約束
「あそこはだめだ!」
「確かに人間がガリウス島へ行くならわれらの力を借りるしかないが・・・・」
人魚姫はガリウス島のいけないことはないが、行くのを渋っていた。
それをみたノブはひざまずいた
「お願いします。私は人間界では大勇者といわれています。連れていただいたら、どんなお礼でもさせていただきます。」
「んっ! なんでもか?」
人魚姫がくいついた!
「はい、どんなことでもさせていただきます」
「しかしなぁ、あの島の周りに魔素や瘴気が強くて、弱い魚人族は魔物になってしまうくらいじゃ。幹部クラスでも体に変調をきたしたり病気になったりするだろう。だから、われら一族の者はあの島に近づくものはおらんのじゃ! まあいけるとしたわらわくらいじゃが・・・・」
人魚姫自らはいけるというが、何か問題があるようだった。
「姫様でも、やはりご病気になられるのですか!皆様にそこまでのリスクを冒してまでお頼みするわけにはいきません。大変不躾なお話をして申し訳ございませんでした。私は何とか泳いででも島に行くのでお気になさらないでください」
ノブは、魚人族に頼むのを諦めた。もともと自らの力で行くつもりであった。あったばかりの彼女らに危険を冒してまで頼むのは虫のいい話だからである。
「まあ待て! そう急くな」
「そなた次第では連れて行ってやらんでもない!」
人魚姫は、諦めようとするノブに待ったをかけた。
「この世界のどこかに、永久の宝玉というものが存在するという。

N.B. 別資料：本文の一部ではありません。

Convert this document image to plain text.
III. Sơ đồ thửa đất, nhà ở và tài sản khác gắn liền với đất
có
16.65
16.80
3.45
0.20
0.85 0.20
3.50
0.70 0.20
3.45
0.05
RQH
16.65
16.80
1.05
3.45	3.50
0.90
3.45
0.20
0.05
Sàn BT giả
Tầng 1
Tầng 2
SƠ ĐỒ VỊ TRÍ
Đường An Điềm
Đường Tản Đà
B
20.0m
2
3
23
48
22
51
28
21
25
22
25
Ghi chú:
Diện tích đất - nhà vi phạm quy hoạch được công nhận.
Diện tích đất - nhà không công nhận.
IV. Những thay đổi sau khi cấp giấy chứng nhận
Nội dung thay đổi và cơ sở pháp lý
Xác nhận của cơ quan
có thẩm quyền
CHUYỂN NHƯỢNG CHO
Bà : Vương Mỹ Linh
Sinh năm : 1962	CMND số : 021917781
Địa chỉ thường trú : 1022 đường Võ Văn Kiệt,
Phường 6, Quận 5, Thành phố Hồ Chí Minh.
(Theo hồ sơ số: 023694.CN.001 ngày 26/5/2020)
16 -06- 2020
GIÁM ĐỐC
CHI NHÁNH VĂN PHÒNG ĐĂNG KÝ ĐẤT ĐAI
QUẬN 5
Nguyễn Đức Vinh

その宝玉をわらわに献上するがよい! 何故あんな島に行きたいのかは知らぬが、その決心は本物のようじゃ!」
「わらわは地上の出来事も少なからず知っておる! 大勇者といえば魔王を倒したものじゃろう! それならば宝玉も見つけられるやもしれぬ!」
人魚姫はどうしても永久の宝玉が欲しいようである。
「承知いたしました! 私の命に代えても姫に宝玉をお渡しします」
ノブは、改めて人魚姫に誓いを立てた。
「おお、そうか! あの宝玉を手にしたものは永遠の若さを手に入れられるという。楽しみじゃ!」
人魚姫は舞い上がっていた。
「わらわでも、あの島の周りの海にはあまり近づかないんじゃ。 どうも島の近くに行くと肌の張りが悪い気がしてのう・・・・」
「それだけですか・・・・」
ノブは口を滑らせてしまった。
「な、何を言う! 乙女にとってお肌の張りは大切なのじゃ!」
人魚姫は本気で怒っていた。
「大変申し訳ありません・・・・それで・・・・島にはいつ?」
ノブは恐る恐る尋ねた!
「そちには、一日も早く宝玉の探索を開始してもらわなければいけないからの、今からじゃ! わらわについてまいれ」
ノブは人魚姫についていくと、海の底であるはずなのに、入り江があった!
ノブがその入り江を不思議そうにのぞき込んでいると・・・・
ドンッ
人魚姫はノブの背中を押して入り江の中にノブを突き落とした。
人魚姫自らもすかさず入り江に飛び込んだ。ノブは入り江につながる深い海に流されて意識がなくなりそうであった。
その時ノブは大きな泡に包まれた。
「息ができる!」
ノブは地上にいるように息もできるし話もできるようになった。
「そなたは、そこでじっとしておれ」
人魚姫はそういうと、ノブの入った泡と一緒に深い海を高速で移動した。
1時間ほどたったころ、人魚姫はゆっくりと泳ぎを止めた。
「ついたぞ!ここから50メートルほど浮上すれば島が目の前に見える! 約束は必ず守るのじゃぞ」
「はい必ず!」
ノブが答えると、次の瞬間泡がとてつもない高速で浮上した。ノブは気を失ってしまった。